SPAIN’S Airbnb crackdown has officially begun, with a July directive from government officials ordering the removal of all unregistered holiday rentals.
The American rental giant will begin identifying “irregular” listings and give hosts a 10-day window to add the Unique Rental Registration Number, or the NRUA in Spanish – failure to comply will result in removal.
Any property with a revoked registration code will be removed within 48 hours.
It comes as Spain’s new short-term rental law entered into effect on 1st July 2025, following a crackdown on the estimated 65,000 Airbnb holiday rentals operating in breach of regulations.
“Starting in August 2025, Airbnb will send information required by regulations to the Ministry of Housing on a monthly basis, including state and regional registration numbers [of listings],” a statement from Spain’s Ministry of Housing said.
“The goal is to end fraud in tourist or seasonal rentals that conflict with citizens’ right to decent housing.”
255,172 applications already received
Holiday rental owners in Spain have been warned of the measures since the approval of Spain’s Royal Decree 1312/2024 back in early January.
The government granted a six-month grace period before enforcement on 1st July.
By 7th July, Spain’s Ministry of Housing had received a total of 255,172 applications for registration on the new holiday rentals list – this is possible online via the One-Stop Shop portal, or Ventanilla Única Digital de Arrendamientos.
Regulations apply to all short-term holiday lets, including tourist rentals, seasonal rentals and room-based rentals. Rules apply to all online property rental platforms, such as Airbnb, Booking.com, Vrbo, and more.
Airbnb will add a second field to its registration forms for hosts, requiring hosts to include both a regional registration number and the new national registration number.
The Ministry of Housing said that 83% of applications received are for properties in five Spanish territories: Andalusia, Balearic Islands, Canary Islands, Catalonia and the Valencian Community.
Registrars believe the number of applications will soon align with the National Institute of Statistics’ (INE) estimate that 381,837 tourist rentals currently exist in Spain.
Spain EU’s first country to enforce regulations
It comes as Spain fast-tracked the adoption of Regulation EU 2024/1028, which established a timeline for EU countries to begin cracking down on holiday rental fraud in 2026.
Spain is now the first EU nation to enforce the guidelines.
Booking.com has already removed 4,093 holiday rentals after detecting “illicit” listings on its platform. The removals were for properties based in Asturias, Cantabria, Castilla y León, Navarra, La Rioja and Castilla-La Mancha.
In May, Spain’s Ministry of Housing ordered Airbnb to immediately take down 5,800 listings from a total of 65,935 considered to be in breach of new regulations – these were listings without a registration number, properties that did not specify if the owner was a private individual or a company, or where registration numbers did not match official registers.
Airbnb had an appeal rejected in June, meaning the order still stands.
Complaints about the rollout
Just two weeks since the Ministry of Housing announced Airbnb’s enforcement of regulations, complaints are already surfacing.

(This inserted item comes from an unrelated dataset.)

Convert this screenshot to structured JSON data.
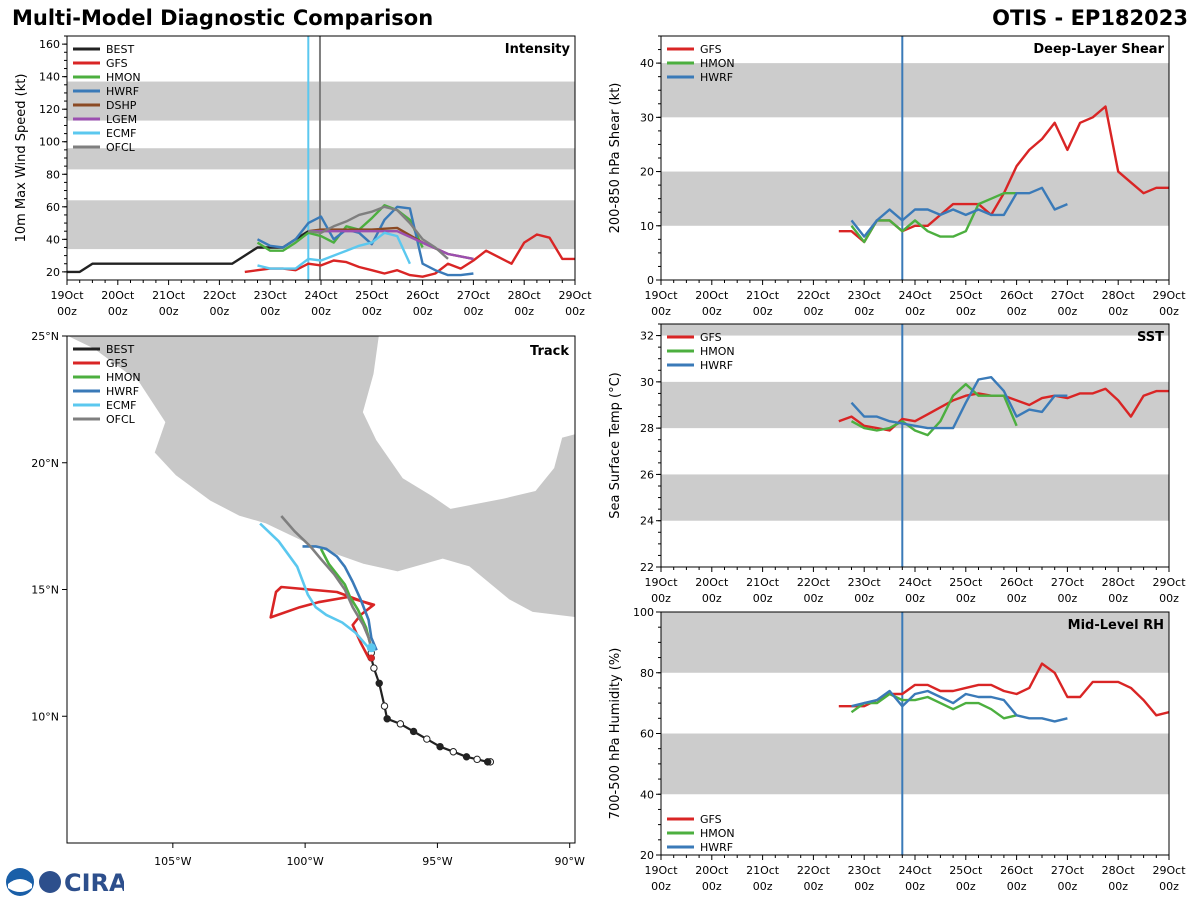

According to Joaquín Gómez-Villares, a property law specialist, hosts are seeing “uneven decisions” across different regions in Spain.
“We’ve had cases where one office accepts the application and another rejects it, despite being submitted with identical documentation,” he told Idealista.
“The idea is commendable, but give us a homogeneous system,” he said.
Meanwhile, Spanish autonomous communities such as Andalusia, the Canary Islands and the Valencian Community have challenged the national register’s legality. They argue that most short-term lets already have a regional tourist licence.
“This new measure just layers additional complexity on top of existing structures,” says Gómez-Villares. “The red tape is overwhelming.”
Gómez-Villares argued that tourist apartments make up less than 4% of the national housing stock, suggesting that the root of Spain’s housing crisis is not with holiday rentals.